NGINX has released an article entitled Adopting Microservices at Netflix: Lessons for Team and Process Design. For a high level article it reads well, but closer consideration suggests that it fraught with problems, not the least some rather simplistic panacea attitudes.
The top-level claim "design for speed, not efficiency" is confronted by the old adage, "more haste less speed". 'Speed' but itself is downright dangerous. Speed with reviewed process is effective and efficient. It's the difference between riding a rocket and driving a car. The former may have more speed but the latter, with its steering wheel, brakes, and gears - is the one which is more efficient in most cases. It's the method which allows better control. "Speed" is what you apply some of the time in some situations, not all of the time to all situations.
The suggestion of "put your infrastructure in the cloud" is likewise not so simple. Cloud computing, per byte, per watt, per CPU-tick, is more expensive than local hardware. It *has* to be, because ultimately the cloud relies on real machines. This comes into effect especially if that hardware is in regular use (i.e., your IT infrastructure!). Cloud computing is most efficient for ephemeral and developmental tasks. In those cases where it may seem be cost-effective as infrastructure (e.g., a company-wide adoption of Google services) this is the result of (a) economies of scale and (b) advertiser payments from your metadata. The article's example of deploying 100 servers in a couple of days in São Paulo is fine for a temporary solution. But at the cost of local hardware versus cloud instances, the former will replace the latter if they wish to be cost-effective.

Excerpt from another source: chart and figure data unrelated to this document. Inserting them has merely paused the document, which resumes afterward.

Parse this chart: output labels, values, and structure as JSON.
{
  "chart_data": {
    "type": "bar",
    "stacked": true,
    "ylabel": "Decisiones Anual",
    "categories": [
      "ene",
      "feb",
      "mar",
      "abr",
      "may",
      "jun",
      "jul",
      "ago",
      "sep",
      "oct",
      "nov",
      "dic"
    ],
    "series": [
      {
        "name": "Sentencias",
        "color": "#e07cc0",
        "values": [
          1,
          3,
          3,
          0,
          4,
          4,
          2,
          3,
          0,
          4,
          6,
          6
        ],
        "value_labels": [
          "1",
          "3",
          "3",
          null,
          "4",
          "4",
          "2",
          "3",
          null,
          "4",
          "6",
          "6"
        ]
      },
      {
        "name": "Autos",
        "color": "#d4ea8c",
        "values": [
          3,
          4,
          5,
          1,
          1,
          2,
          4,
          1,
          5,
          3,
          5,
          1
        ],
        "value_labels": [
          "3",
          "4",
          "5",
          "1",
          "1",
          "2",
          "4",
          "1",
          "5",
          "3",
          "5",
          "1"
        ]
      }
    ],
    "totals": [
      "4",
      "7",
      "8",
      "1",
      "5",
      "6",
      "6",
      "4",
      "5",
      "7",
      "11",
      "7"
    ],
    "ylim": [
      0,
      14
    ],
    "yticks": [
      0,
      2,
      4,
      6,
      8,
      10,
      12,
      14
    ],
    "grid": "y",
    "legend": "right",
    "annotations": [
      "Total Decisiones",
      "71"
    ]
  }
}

The argument for a "high freedom, high responsibility culture with less process" is a good one, but misses the mathematics of the equation. Process (as has been shown empirically, time and time again) can generate a more effective and efficient workplace - but the curve is parabolic. Whilst standards make sens up to a point (e.g., "this is our letterhead") after a while the deadening hand of bureauracy reduces efficiency (e.g., "all emails are reviewed to ensure that they use active verbs, as per our style guide"). Process documents should be like good code - too the point, action-orientated, using the principles of object-orientated programming where every rule has both a state (what it is) and behaviour (what it does) and incorporates especially polymorphism (i.e., this process applies in multiple situations) and inheritance (i.e., this rule inherits these other rules).

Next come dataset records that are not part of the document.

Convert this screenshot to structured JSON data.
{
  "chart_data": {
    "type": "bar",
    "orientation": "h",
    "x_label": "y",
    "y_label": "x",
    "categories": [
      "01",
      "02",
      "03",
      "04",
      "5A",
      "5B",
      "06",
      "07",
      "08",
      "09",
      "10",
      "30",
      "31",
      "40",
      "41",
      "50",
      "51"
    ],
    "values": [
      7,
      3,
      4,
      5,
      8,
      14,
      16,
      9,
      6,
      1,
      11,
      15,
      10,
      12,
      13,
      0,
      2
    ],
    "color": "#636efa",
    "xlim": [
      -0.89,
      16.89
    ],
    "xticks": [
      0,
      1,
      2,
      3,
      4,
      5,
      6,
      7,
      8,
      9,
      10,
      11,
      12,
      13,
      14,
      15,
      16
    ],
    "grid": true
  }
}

The argument to "Replace Silos with Microservice Teams" is a one that has been raised many times in the past in a variety of forums. But to some extent silos are effective and inevitable, as they represent the specialisatist skills and responsibilities that each individual has - indeed, each individual is their *own* microservice team. One should not replace silos with microservice teams, but rather integrate silos into service teams; the thin glue of an API, to use the metaphor. A system which is entirely team-based, all the time, will end up with endless meetings and little production, but perhaps lots of good ideas. Which comes down to a better analysis of working out what teams and meetings are for, and when they should *not* be used as well as when they should.
The final proposal "Adopt Continuous Delivery, Guided by the OODA Loop" is again a better component and well recognised. The essential argument really comes down to offering rapid turnaround and versions based on more immediate requirements, rather than a slow turnaround where a larger number of features are integrated into a single release. Note however that the article does note that the monolithic delivery model "works well enough with a small number of developers (say, 50 or fewer)", which certainly would apply for most software and IT projects. But again, it depends on the context of what is being delivered, rather than the quantity of developers. For security protocols continuous delivery may not be the best solution.
Overall, I give it a C. Picks up on some major themes that have been appropriate to some extent in some contexts but hasn't
considered where they are inappropriate in others. It has cherry-picked situations and argued that they are universal.